Natural Language Processing with BERT

DataUnicorn · October 25, 2023, 1:58am

Hi everyone. I am working on an assignment (sentiment analysis on a movie dataset) and I keep getting stuck with Python (extremely buggy), I keep getting bogged down because the code and packages need to be tweaked or updated. I found a KNIME workflow using BERT. Compared to Python, KNIME appears to be a piece of cake. Has anyone used KNIME for BERT sentiment analysis? I am looking for the help that I can get. Thank you.

ScottF · October 25, 2023, 2:20pm

Hi @DataUnicorn and welcome to the forum.

You are in luck, there are a few separate example workflows on the KNIME Community Hub that should help you get started:

DataUnicorn · October 26, 2023, 4:07pm

Hi @ScottF, thank you for the templates. They are going to come in handy. It appears that I finally completed the groundwork (i.e., created the Python environments) to start using the BERT nodes.

steffen_KNIME · October 26, 2023, 7:40pm

Hi @DataUnicorn,

what do you mean by creating Python environments to use the BERT nodes? They come out of the box with a bundled environment and should work right away. Did you experience any issues with this? And if you create your own environment in the settings of Preferences -> KNIME -> Redfield BERT, a fresh environment can be created via New environment... which can then be manually extended by the libraries of your choice.

Best regards
Steffen

DataUnicorn · November 4, 2023, 12:28pm

Hi Steffen (@steffen_KNIME), thank you for you response. Things hardly ever go smoothly for me and I have bad luck with running Python related algorithms (a Python environment is required for this setup). I did manage to use a template (might have been provided by Scott-- @ScottF).

I managed to use a movies dataset (reduced the size). I do not know what I am doing incorrectly, because I am getting an accuracy rate of 48%. I was able to run the algorithm a few times and the accuracy rate is pretty much the same.

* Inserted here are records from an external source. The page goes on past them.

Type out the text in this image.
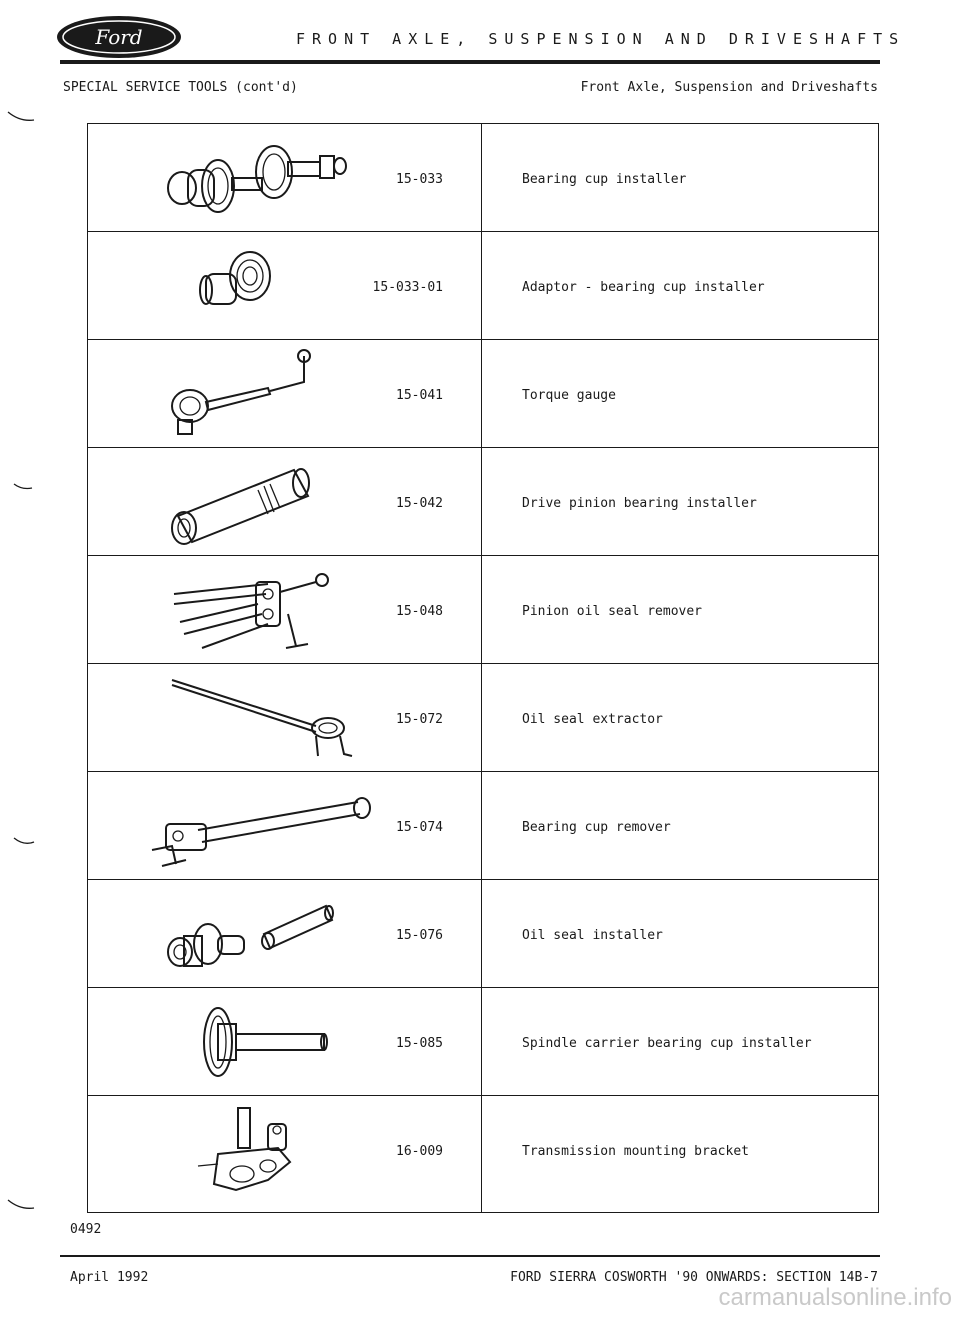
Ford	FRONT AXLE, SUSPENSION AND DRIVESHAFTS
SPECIAL SERVICE TOOLS (cont'd)	Front Axle, Suspension and Driveshafts
15-033	Bearing cup installer
15-033-01	Adaptor - bearing cup installer
15-041	Torque gauge
15-042	Drive pinion bearing installer
15-048	Pinion oil seal remover
15-072	Oil seal extractor
15-074	Bearing cup remover
15-076	Oil seal installer
15-085	Spindle carrier bearing cup installer
16-009	Transmission mounting bracket
0492
April 1992	FORD SIERRA COSWORTH '90 ONWARDS: SECTION 14B-7
carmanualsonline.info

This appears to be a simple algorithm and I probably just have to make a simple adjustment somewhere. If anyone has any suggestions, then please share them.

Thank you.

ScottF · November 6, 2023, 12:34am

Did you enable the fine-tuning option in the learner node? I recall playing around with this workflow earlier in the year, and if I remember right that made a significant difference. (It takes much longer to execute, of course.)

DataUnicorn · November 6, 2023, 2:50pm

Hi Scott, @ScottF, those results are with the fine-tuning enabled. Interestingly, this is what was achieved without the fine-tuning enabled.

I will keep on tinkering with this. I do recall that, in one of the runs, I achieved around an 80% accuracy score, which is not spectacular but a lot better than the current results. Unfortunately, I did not save any of the information regarding that run.

system · February 4, 2024, 2:51pm

This topic was automatically closed 90 days after the last reply. New replies are no longer allowed.